Nipples. They’re small. They’re big. They’re dark, and some are light. Despite what Gaylord Focker from “Meet the Parents” may believe, not all of them milk. But, there’s a mysterious allure to nipples. As guys, we picture what your nipples look like under that bathing suit.
It’s sad, but it’s true. We see our nipples all the time, but there’s something about the covered nipple that sends us in a frenzy. In fact, some people have made a good living on perfectly proportioned nipples surrounded by firm breasts.
With the “Free the Nipple” protest in Brighton Park just finishing, it prompted us to ask: “Is America ready to free the nipple for equality?”
Yes it is
Is America ready to free the nipple for equality?
Well let’s look at that sentence for a second. “Free the nipple for equality.” Equality. EQUAL. How am I supposed to sleep at night knowing I can whip my nipple out at any given time with no repercussions whatsoever, but you, the opposite sex, aren’t allowed to do the same? What is this, 1850? Women can still vote, right?
And besides. With equality in mind, how is it fair, that you, the America woman, get to ogle my man nipples all day long while I sit in the wave pool at the waterpark in 90 degree weather while I, I, the American male have to sit and wonder if you’re packing silver dollar pancakes, or FDR dime-sizers? This IS still America right? What are we telling future generations when we show them that nipples are fine, but nipples that are SLIGHTLY further away from the body are a portal to hell and should not be talked about? We all have nipples, America. And they should be celebrated, not hidden underneath a staircase in the home of a British family who doesn’t appreciate them. Nipples have their own energy, or life force, if you will. Their natural environment is blowing in the wind. Why don’t you send them home? Their bags are packed, they have their pIane ticket. Bring them to the airport. Send them home.
No, it is not
Empowerment and equality are a mindset.

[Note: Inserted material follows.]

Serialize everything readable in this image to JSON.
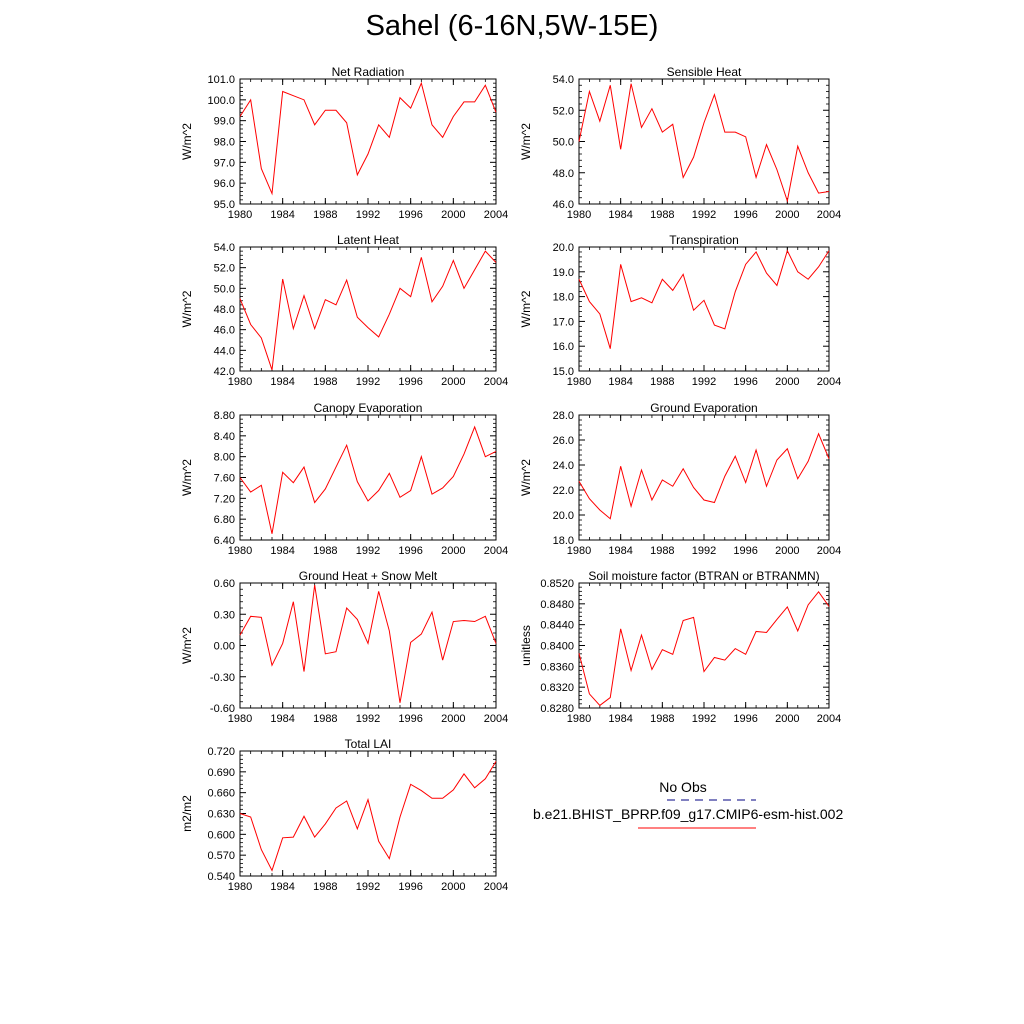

Build a strong, confident young lady, and get yourself a powerful woman. Symbolically, this is cute. But I don’t want to see my daughter’s, my mother’s or my neighbor’s nipples to say ‘Hooray for equality!’
I could just imagine “Free the Nipple” turn into “Free the Va-jay-jay.” Then what? We start justifying that cause by saying “All of us came out of one, so why can’t I go bottomless?”
This idea wreaks of an abusive man sitting in a basement and watching it unfold as now women are standing behind the cause saying, “Let me show my nipples because men do it!” And the guy who started it is sweating with excitement as the issue sporadically comes to a climax. And just where has that gotten you for women’s equality?